O homem é um ser gregário, quer por necessidade, quer por interesses egoístas, ou até mesmo por atitudes altruístas, cria e mantém relacionamentos com fins de interação social, aquisição ou ampliação de conhecimentos, de ajudar pessoas em situação de carência, de se inserir como representante popular no mundo político, dentre outros.

Essa gregariedade, ainda que de forma indireta, há muito, foi estudada pelos consagrados filósofos contratualistas - Locke, Hobbes e Rousseau -, os quais, cada um a sua maneira, apresentaram justificativas acerca da necessidade do Estado.

Com Rousseau, essa justificativa constou na obra Contrato Social, mas as ideias que possibilitaram isso vieram antes, na obra Discurso sobre a origem e os fundamentos da desigualdade entre os homens. Ao dizer sobre a desigualdade, sua origem e fundamentos, Rousseau abordou questões totalmente ligadas à referida gregariedade do ser humano. E é sobre isso que se exporá a seguir.

2 Desenvolvimento

Para dizer sobre as origens e os fundamentos da desigualdade entre os homens, Jean-Jacques Rousseau destacou características particulares ao homem natural e ao homem artificial, este também chamado social. Enquanto o homem natural era dotado de bondade própria, o artificial - ou social - tinha a malevolência como caracter principal.
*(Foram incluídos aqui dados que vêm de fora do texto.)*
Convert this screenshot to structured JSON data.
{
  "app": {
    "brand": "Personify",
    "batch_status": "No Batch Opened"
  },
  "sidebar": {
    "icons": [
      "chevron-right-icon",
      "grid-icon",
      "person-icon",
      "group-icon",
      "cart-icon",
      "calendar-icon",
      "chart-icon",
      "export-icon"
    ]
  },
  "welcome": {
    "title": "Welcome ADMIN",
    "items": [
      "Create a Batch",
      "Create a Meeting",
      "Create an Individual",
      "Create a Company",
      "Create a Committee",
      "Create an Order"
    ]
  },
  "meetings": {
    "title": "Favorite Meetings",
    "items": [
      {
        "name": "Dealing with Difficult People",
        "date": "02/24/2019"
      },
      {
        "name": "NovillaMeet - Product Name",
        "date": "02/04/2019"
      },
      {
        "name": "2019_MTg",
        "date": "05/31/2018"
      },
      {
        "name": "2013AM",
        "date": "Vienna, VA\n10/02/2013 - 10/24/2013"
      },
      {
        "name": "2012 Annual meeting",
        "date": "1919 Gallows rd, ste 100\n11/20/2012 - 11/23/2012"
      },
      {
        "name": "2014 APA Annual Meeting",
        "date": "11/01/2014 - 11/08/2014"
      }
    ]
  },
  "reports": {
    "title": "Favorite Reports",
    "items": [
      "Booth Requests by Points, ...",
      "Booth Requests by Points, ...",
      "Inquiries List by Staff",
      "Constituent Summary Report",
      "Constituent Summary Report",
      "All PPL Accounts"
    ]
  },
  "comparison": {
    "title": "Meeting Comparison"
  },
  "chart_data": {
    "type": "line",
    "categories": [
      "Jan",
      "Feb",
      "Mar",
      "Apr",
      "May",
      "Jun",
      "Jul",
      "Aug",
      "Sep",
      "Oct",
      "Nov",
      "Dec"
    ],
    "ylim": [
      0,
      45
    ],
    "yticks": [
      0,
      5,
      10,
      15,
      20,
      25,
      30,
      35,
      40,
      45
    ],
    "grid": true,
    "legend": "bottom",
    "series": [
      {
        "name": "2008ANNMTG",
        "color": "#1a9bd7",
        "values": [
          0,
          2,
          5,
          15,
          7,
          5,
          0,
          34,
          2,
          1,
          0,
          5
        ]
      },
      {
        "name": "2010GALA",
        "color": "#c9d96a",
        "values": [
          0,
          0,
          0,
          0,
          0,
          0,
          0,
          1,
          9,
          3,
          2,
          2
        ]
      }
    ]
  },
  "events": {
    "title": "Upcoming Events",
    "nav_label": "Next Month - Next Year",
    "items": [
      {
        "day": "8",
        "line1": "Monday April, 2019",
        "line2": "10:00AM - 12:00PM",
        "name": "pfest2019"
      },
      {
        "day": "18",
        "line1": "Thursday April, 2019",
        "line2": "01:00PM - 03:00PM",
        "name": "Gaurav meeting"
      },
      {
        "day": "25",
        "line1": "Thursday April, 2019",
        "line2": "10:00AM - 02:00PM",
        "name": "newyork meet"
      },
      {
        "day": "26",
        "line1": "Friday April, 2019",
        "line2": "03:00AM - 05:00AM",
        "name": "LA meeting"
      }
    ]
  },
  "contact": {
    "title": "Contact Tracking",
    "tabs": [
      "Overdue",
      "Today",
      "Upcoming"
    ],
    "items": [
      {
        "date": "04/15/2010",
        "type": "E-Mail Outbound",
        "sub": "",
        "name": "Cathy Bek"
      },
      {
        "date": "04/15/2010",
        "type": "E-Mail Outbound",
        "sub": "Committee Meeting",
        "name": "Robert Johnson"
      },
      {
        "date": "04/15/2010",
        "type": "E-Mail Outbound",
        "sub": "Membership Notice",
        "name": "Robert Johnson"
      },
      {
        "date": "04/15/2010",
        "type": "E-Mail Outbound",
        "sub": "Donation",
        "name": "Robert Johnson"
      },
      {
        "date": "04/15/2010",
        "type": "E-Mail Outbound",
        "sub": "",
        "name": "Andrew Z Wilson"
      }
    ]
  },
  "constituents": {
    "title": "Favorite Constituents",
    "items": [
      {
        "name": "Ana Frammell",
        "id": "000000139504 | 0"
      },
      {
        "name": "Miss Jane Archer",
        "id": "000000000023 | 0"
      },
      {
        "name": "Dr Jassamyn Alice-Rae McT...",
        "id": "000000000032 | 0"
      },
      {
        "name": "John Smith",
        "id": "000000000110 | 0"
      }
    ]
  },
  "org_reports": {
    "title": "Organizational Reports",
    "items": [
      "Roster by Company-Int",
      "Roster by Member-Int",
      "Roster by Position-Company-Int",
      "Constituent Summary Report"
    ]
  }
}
Ainda nesse mister, referido filósofo esclareceu ser, antes de tudo, defensor da causa da humanidade, concebendo nos seres humanos duas espécies de desigualdade, uma natural ou física, outra moral ou política. A natural é instituída pela natureza, sendo orientada por elementos como diferença das idades, saúde, qualidades do espírito, enquanto a segunda (moral ou política) está contida nos diferentes privilégios que alguns dos homens têm e outros não.

A exposição desses pensamentos de Rousseau rumou não só no sentido de investigar a origem e os fundamentos da desigualdade entre os homens, mas também no de verificar se o direito natural corroboraria a desigualdade. Nessa investigação referido filósofo optou por dizer de duas questões: o homem natural e a história da queda do homem, o que fez após afirmar mal sucedido o exame dos fundamentos da sociedade e a proposição do retorno ao Estado de Natureza feita por alguns filósofos – disse, aliás que esse insucesso decorreu do fato de que esses filósofos não conseguiram em suas idéias argumentos válidos que levassem ao retorno proposto.  

Justificando seu pensamento, Rousseau destaca que para tratar do homem natural esses filósofos, erroneamente, diziam do homem selvagem, mas retratavam nesses dizeres o homem civil, sem nunca ousarem sequer duvidar sobre a existência do Estado de Natureza. Um dos raciocínios que apresenta para criticar essa falta de reflexão acerca do Estado de Natureza é o de que mesmo nos livros sagrados, onde se encontram narrativas acerca do primeiro homem, fundamentadas na filosofia cristã, a descrição do homem natural apresenta características que o comprovam independente, não necessitando de qualquer associação ou sociedade - é que esse homem tinha, por exemplo, livre arbítrio e conseguia, per si, realizar as atividades desejadas e necessárias.

Em seguida, Rousseau passa, enfim, a expor o que considera estado de natureza, dizendo que não julgará esse estado do homem de forma evolucionista, ou seja, não tratará do homem como uma organização oriunda de desenvolvimentos físicos sucessivos. Dito isto, esclarece que em toda e qualquer análise que realizará do ser humano, inclusive ao situar este no estado de natureza, o considerará tal qual o vê: um ser que anda com dois pés, usa as mãos assim como nós usamos e olha para toda a natureza, medindo a extensão do céu com os próprios olhos.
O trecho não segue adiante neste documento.